Капитана Жилкина он отыскал на дальнем участке пологого склона, где особенно много полегло при наступлении пехотинцев. Тот стоял возле носилок, которые держали две худенькие медсестры в зеленых, подпоясанных ремнями ватниках и теплых штанах, с перекинутыми через плечо санитарными сумками с красными крестами посредине. На головах у девушек по-весеннему были надеты пилотки, прикрепленные к темным волосам заколками. Их слабосильные руки, цепко охватившие тонкими испачканными в земле пальцами отполированные тысячами ладоней рукоятки носилок, заметно дрожали от напряжения.
Жилкин задержался рядом с ними, по всему видно, встретившись по дороге, когда уже возвращался на высоту.

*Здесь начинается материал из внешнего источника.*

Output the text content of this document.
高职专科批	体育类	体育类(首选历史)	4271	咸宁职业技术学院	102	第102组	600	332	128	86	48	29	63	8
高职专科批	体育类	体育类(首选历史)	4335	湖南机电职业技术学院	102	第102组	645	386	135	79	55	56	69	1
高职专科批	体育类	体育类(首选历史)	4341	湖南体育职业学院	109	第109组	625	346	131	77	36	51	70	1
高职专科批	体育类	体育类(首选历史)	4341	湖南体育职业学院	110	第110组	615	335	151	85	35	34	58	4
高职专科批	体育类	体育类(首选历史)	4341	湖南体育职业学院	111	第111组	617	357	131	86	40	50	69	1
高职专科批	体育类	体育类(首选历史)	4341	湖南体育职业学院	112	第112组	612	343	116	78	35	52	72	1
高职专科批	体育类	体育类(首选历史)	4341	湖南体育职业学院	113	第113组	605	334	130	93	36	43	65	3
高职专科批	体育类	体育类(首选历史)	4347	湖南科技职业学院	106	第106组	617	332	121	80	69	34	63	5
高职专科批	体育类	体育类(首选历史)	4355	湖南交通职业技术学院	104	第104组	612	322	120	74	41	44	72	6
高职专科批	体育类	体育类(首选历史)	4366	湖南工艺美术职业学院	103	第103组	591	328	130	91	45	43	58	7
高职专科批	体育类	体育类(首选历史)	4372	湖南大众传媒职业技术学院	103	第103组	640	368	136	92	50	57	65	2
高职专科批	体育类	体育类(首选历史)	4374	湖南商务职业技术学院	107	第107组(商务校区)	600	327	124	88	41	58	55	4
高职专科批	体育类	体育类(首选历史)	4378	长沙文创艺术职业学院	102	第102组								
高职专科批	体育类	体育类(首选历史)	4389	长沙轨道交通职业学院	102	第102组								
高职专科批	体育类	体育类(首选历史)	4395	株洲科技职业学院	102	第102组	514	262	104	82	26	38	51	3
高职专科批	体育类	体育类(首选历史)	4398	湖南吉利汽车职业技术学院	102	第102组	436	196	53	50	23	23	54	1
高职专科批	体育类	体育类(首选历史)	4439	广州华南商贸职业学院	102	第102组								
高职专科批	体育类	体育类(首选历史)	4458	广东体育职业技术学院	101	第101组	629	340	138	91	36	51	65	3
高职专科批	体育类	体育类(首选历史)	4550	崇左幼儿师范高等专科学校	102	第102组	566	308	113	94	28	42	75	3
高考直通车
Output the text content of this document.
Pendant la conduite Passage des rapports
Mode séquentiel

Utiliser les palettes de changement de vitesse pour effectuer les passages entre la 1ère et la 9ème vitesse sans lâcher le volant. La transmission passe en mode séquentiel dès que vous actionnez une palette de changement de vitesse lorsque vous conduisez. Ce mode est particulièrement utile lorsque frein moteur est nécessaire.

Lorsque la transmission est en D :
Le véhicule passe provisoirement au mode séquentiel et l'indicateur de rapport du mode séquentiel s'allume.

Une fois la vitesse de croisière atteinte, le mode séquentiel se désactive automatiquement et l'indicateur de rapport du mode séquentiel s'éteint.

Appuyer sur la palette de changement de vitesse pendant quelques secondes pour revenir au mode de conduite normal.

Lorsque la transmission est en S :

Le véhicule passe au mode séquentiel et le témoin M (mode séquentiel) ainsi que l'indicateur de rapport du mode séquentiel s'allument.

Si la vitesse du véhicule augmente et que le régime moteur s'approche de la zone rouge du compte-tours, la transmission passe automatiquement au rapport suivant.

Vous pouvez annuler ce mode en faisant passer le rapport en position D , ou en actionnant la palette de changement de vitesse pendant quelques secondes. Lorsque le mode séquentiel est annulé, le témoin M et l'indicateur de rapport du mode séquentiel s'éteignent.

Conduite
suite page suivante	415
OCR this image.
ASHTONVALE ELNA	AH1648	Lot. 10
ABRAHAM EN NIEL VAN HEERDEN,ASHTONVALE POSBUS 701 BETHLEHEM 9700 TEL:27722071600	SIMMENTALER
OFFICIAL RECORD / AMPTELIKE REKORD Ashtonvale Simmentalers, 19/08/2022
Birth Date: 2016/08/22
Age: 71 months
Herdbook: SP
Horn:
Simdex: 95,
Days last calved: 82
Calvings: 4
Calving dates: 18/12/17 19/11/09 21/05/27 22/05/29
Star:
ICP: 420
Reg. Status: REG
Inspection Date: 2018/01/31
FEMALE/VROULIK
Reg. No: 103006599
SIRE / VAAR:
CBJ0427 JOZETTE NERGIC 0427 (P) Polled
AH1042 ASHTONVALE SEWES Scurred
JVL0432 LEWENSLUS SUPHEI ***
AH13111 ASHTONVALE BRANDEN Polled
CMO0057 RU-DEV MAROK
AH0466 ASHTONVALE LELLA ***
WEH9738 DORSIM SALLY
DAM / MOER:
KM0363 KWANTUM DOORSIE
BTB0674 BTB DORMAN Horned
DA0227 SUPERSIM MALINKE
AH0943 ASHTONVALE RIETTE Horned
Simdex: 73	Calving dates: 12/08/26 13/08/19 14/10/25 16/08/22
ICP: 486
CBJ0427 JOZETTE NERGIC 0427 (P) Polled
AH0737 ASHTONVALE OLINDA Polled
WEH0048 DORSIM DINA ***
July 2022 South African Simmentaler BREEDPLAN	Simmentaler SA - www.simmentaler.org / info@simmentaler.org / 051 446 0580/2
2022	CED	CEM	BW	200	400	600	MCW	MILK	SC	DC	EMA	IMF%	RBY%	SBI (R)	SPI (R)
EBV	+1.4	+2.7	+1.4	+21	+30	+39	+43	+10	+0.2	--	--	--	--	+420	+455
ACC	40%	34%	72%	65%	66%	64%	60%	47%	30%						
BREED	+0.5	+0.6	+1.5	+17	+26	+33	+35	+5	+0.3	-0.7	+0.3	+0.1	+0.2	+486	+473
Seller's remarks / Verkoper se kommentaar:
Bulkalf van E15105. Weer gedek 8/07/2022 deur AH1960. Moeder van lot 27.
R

На носилках, неестественно вытянувшись во весь рост, лежал молодой красноармеец. На его цветущих губах пузырилась розовая пена, а из уголка приоткрытого рта с видневшимися внутри оранжевыми зубами темным бугристым валом медленно вытекала густая кровь. Парень силился что-то сказать, задыхался, хрипел, кашлял, вздрагивая телом и выгибая от боли спину.
Низко склонившись над раненым бойцом, Жилкин прислушивался к его слабому голосу.
– Товарищ капитан… это мой земляк… Гришка… играет, – говорил с короткими перерывами парень, едва заметно улыбаясь. – Мы с ним… ночью… перед боем… познакомились. Слышите, товарищ капитан? Вы передайте ему… что я раненый… но живой. Пускай он… не переживает. Помню… когда я маленький был… мама мне тоже… свирель на день рождения… подарила. Я знаю, что он играет… на губной… гармошке… но это все равно… на пастушью свирель… похоже. Он молодчина… мой друг.